HMRC is in the midst of a change management strategy fuelled by staff who were left feeling unengaged and lacking a vision of where the organisation was heading following its creation.

HMRC

HMRC was created out of a merger between Customs and Excise and the Inland Revenue in 2005 when the organisation had 96,000 fulltime employees, compared with less than 60,000 staff as at July 2014.

The change management strategy is aligned to the employer’s new digital strategy, which requires the workforce to possess new skill sets.

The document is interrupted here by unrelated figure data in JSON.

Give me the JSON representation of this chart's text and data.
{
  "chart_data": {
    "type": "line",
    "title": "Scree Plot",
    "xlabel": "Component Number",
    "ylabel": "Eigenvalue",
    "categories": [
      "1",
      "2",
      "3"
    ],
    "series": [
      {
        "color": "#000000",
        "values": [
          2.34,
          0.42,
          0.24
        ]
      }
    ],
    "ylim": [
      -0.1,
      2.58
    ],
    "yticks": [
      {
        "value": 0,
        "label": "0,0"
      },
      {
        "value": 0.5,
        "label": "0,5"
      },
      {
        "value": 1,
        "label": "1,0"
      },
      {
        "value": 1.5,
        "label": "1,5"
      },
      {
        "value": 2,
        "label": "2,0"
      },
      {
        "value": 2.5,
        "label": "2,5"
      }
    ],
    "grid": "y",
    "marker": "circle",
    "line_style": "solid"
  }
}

Speaking at Employee Benefits Live 2014 in a presentation entitled ‘Reward’s roles in developing future leaders’, Judy Greevy, deputy director engagement and diversity at HMRC, said: “A real challenge we have, like a lot of organisations, is really making it possible for people to feel that they actually have a voice in the organisation and that people are listening to them.

“We’re going through this whole big change and we’re going to need a lot more skills and different ways of operating, so what we need to do to help people get through this is to make them feel more empowered in terms of what they do in their job, and to enable them to identify ways that things can be done better.”

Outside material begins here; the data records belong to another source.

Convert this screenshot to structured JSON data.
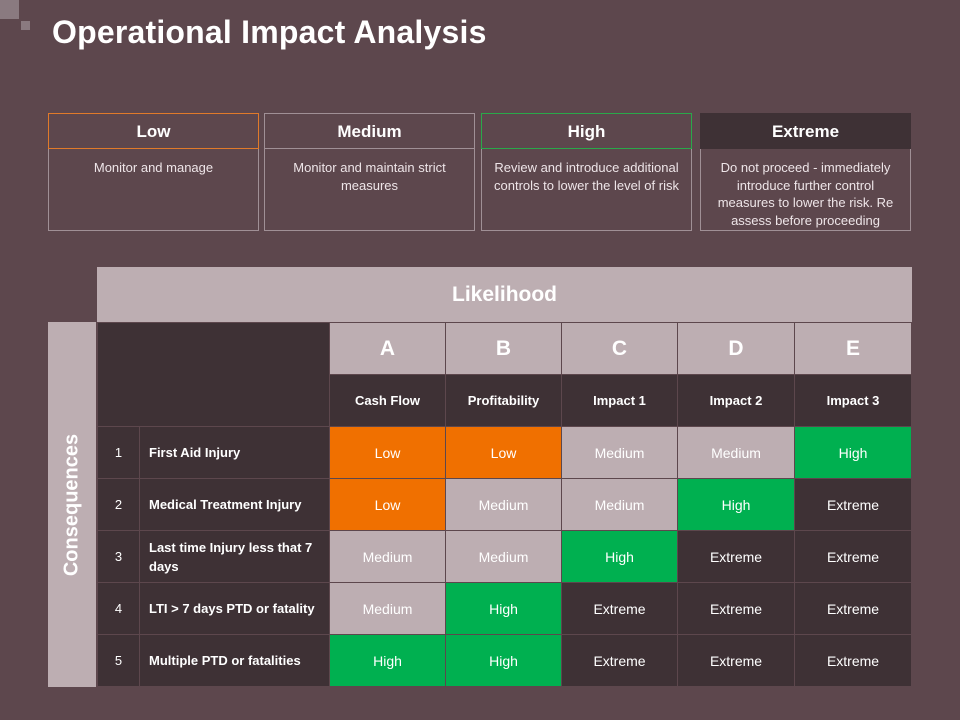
{
  "page": {
    "title": "Operational Impact Analysis"
  },
  "legend": [
    {
      "label": "Low",
      "description": "Monitor and manage",
      "accent": "#e07a2a"
    },
    {
      "label": "Medium",
      "description": "Monitor and maintain strict measures",
      "accent": "#a09096"
    },
    {
      "label": "High",
      "description": "Review and introduce additional controls to lower the level of risk",
      "accent": "#2aa84a"
    },
    {
      "label": "Extreme",
      "description": "Do not proceed - immediately introduce further control measures to lower the risk. Re assess before proceeding",
      "accent": "#3e3135"
    }
  ],
  "matrix": {
    "likelihood_title": "Likelihood",
    "consequences_title": "Consequences",
    "columns": [
      {
        "letter": "A",
        "label": "Cash Flow"
      },
      {
        "letter": "B",
        "label": "Profitability"
      },
      {
        "letter": "C",
        "label": "Impact 1"
      },
      {
        "letter": "D",
        "label": "Impact 2"
      },
      {
        "letter": "E",
        "label": "Impact 3"
      }
    ],
    "rows": [
      {
        "num": "1",
        "label": "First Aid Injury",
        "cells": [
          "Low",
          "Low",
          "Medium",
          "Medium",
          "High"
        ]
      },
      {
        "num": "2",
        "label": "Medical Treatment Injury",
        "cells": [
          "Low",
          "Medium",
          "Medium",
          "High",
          "Extreme"
        ]
      },
      {
        "num": "3",
        "label": "Last time Injury less that 7 days",
        "cells": [
          "Medium",
          "Medium",
          "High",
          "Extreme",
          "Extreme"
        ]
      },
      {
        "num": "4",
        "label": "LTI > 7 days PTD or fatality",
        "cells": [
          "Medium",
          "High",
          "Extreme",
          "Extreme",
          "Extreme"
        ]
      },
      {
        "num": "5",
        "label": "Multiple PTD or fatalities",
        "cells": [
          "High",
          "High",
          "Extreme",
          "Extreme",
          "Extreme"
        ]
      }
    ]
  },
  "colors": {
    "background": "#5d474d",
    "low": "#f07000",
    "medium": "#bdaeb2",
    "high": "#00b050",
    "extreme": "#3e3135"
  }
}
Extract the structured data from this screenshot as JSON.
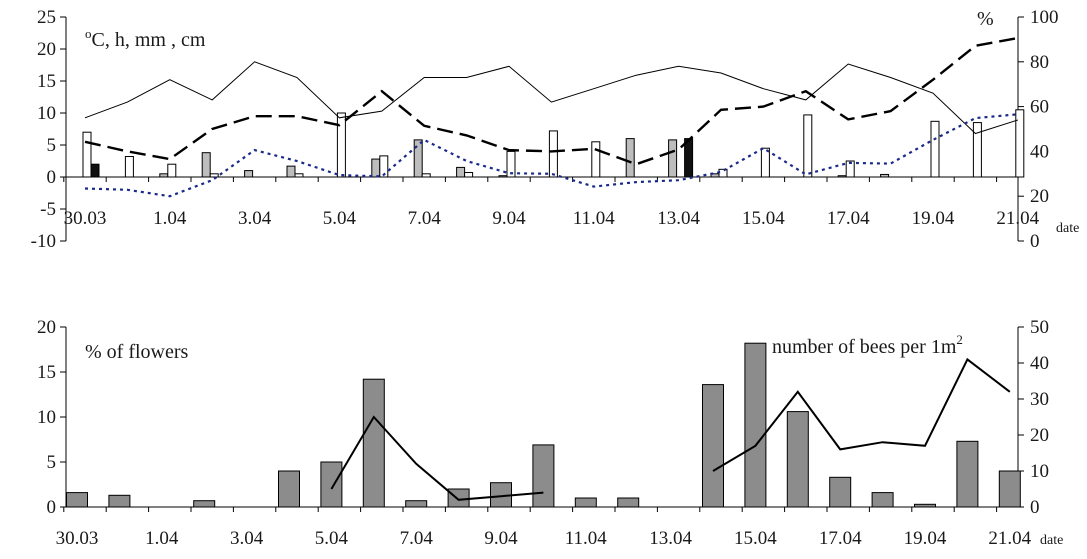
{
  "chart_data": [
    {
      "type": "bar",
      "left_axis_label": "°C, h, mm , cm",
      "left_axis_label_parts": {
        "degree": "o",
        "text": "C, h, mm , cm"
      },
      "right_axis_label": "%",
      "x_unit_label": "date",
      "left_ylim": [
        -10,
        25
      ],
      "left_ticks": [
        "-10",
        "-5",
        "0",
        "5",
        "10",
        "15",
        "20",
        "25"
      ],
      "right_ylim": [
        0,
        100
      ],
      "right_ticks": [
        "0",
        "20",
        "40",
        "60",
        "80",
        "100"
      ],
      "x_tick_labels": [
        "30.03",
        "1.04",
        "3.04",
        "5.04",
        "7.04",
        "9.04",
        "11.04",
        "13.04",
        "15.04",
        "17.04",
        "19.04",
        "21.04"
      ],
      "dates": [
        "30.03",
        "31.03",
        "1.04",
        "2.04",
        "3.04",
        "4.04",
        "5.04",
        "6.04",
        "7.04",
        "8.04",
        "9.04",
        "10.04",
        "11.04",
        "12.04",
        "13.04",
        "14.04",
        "15.04",
        "16.04",
        "17.04",
        "18.04",
        "19.04",
        "20.04",
        "21.04"
      ],
      "bars_white": [
        7,
        3.2,
        2,
        0.5,
        0,
        0.5,
        10,
        3.3,
        0.5,
        0.7,
        4,
        7.2,
        5.5,
        0,
        0,
        1.2,
        4.5,
        9.7,
        2.5,
        0,
        8.7,
        8.5,
        10.5
      ],
      "bars_gray": [
        0,
        0,
        0.5,
        3.8,
        1,
        1.7,
        0,
        2.8,
        5.8,
        1.5,
        0.2,
        0,
        0,
        6,
        5.8,
        0.5,
        0,
        0,
        0.2,
        0.4,
        0,
        0,
        0
      ],
      "bars_black": [
        2,
        0,
        0,
        0,
        0,
        0,
        0,
        0,
        0,
        0,
        0,
        0,
        0,
        0,
        6,
        0,
        0,
        0,
        0,
        0,
        0,
        0,
        0
      ],
      "thin_line_right": [
        55,
        62,
        72,
        63,
        80,
        73,
        55,
        58,
        73,
        73,
        78,
        62,
        68,
        74,
        78,
        75,
        68,
        63,
        79,
        73,
        66,
        48,
        54
      ],
      "dashed_line_left": [
        5.5,
        4,
        2.8,
        7.5,
        9.5,
        9.5,
        8.1,
        13.4,
        8,
        6.5,
        4.2,
        4,
        4.4,
        2,
        4.3,
        10.5,
        11,
        13.4,
        9,
        10.3,
        15.2,
        20.5,
        21.7
      ],
      "dotted_line_left": [
        -1.8,
        -2,
        -3,
        -0.5,
        4.2,
        2.5,
        0.3,
        0.1,
        5.8,
        2.5,
        0.6,
        0.5,
        -1.5,
        -0.8,
        -0.5,
        0.8,
        4.5,
        0.4,
        2.2,
        2.1,
        5.8,
        9.2,
        9.8
      ]
    },
    {
      "type": "bar",
      "left_label": "% of flowers",
      "right_label": "number of bees per 1m",
      "right_label_superscript": "2",
      "x_unit_label": "date",
      "left_ylim": [
        0,
        20
      ],
      "left_ticks": [
        "0",
        "5",
        "10",
        "15",
        "20"
      ],
      "right_ylim": [
        0,
        50
      ],
      "right_ticks": [
        "0",
        "10",
        "20",
        "30",
        "40",
        "50"
      ],
      "x_tick_labels": [
        "30.03",
        "1.04",
        "3.04",
        "5.04",
        "7.04",
        "9.04",
        "11.04",
        "13.04",
        "15.04",
        "17.04",
        "19.04",
        "21.04"
      ],
      "dates": [
        "30.03",
        "31.03",
        "1.04",
        "2.04",
        "3.04",
        "4.04",
        "5.04",
        "6.04",
        "7.04",
        "8.04",
        "9.04",
        "10.04",
        "11.04",
        "12.04",
        "13.04",
        "14.04",
        "15.04",
        "16.04",
        "17.04",
        "18.04",
        "19.04",
        "20.04",
        "21.04"
      ],
      "flowers_percent": [
        1.6,
        1.3,
        0,
        0.7,
        0,
        4,
        5,
        14.2,
        0.7,
        2,
        2.7,
        6.9,
        1,
        1,
        0,
        13.6,
        18.2,
        10.6,
        3.3,
        1.6,
        0.3,
        7.3,
        4
      ],
      "bees_segment_1": {
        "dates": [
          "5.04",
          "6.04",
          "7.04",
          "8.04",
          "9.04",
          "10.04"
        ],
        "values": [
          5,
          25,
          12,
          2,
          3,
          4
        ]
      },
      "bees_segment_2": {
        "dates": [
          "14.04",
          "15.04",
          "16.04",
          "17.04",
          "18.04",
          "19.04",
          "20.04",
          "21.04"
        ],
        "values": [
          10,
          17,
          32,
          16,
          18,
          17,
          41,
          32
        ]
      }
    }
  ]
}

She said developmental support to enable staff to build new skill sets for the future was key.

HMRC has introduced a minimum of five days’ training per year per employee in the last two years, the importance of which needs to be commmunicated to line managers so they support team members to use them. said Greavy.

“Key to this is relating these days to where we’re going as an organisation in the future,” she added.

HMRC is also looking at how best to use its employee data to enable the organisation to take a more data-led approach to its reward management strategy, which it hopes will help it to more closely align its reward offering to staff expectations and needs.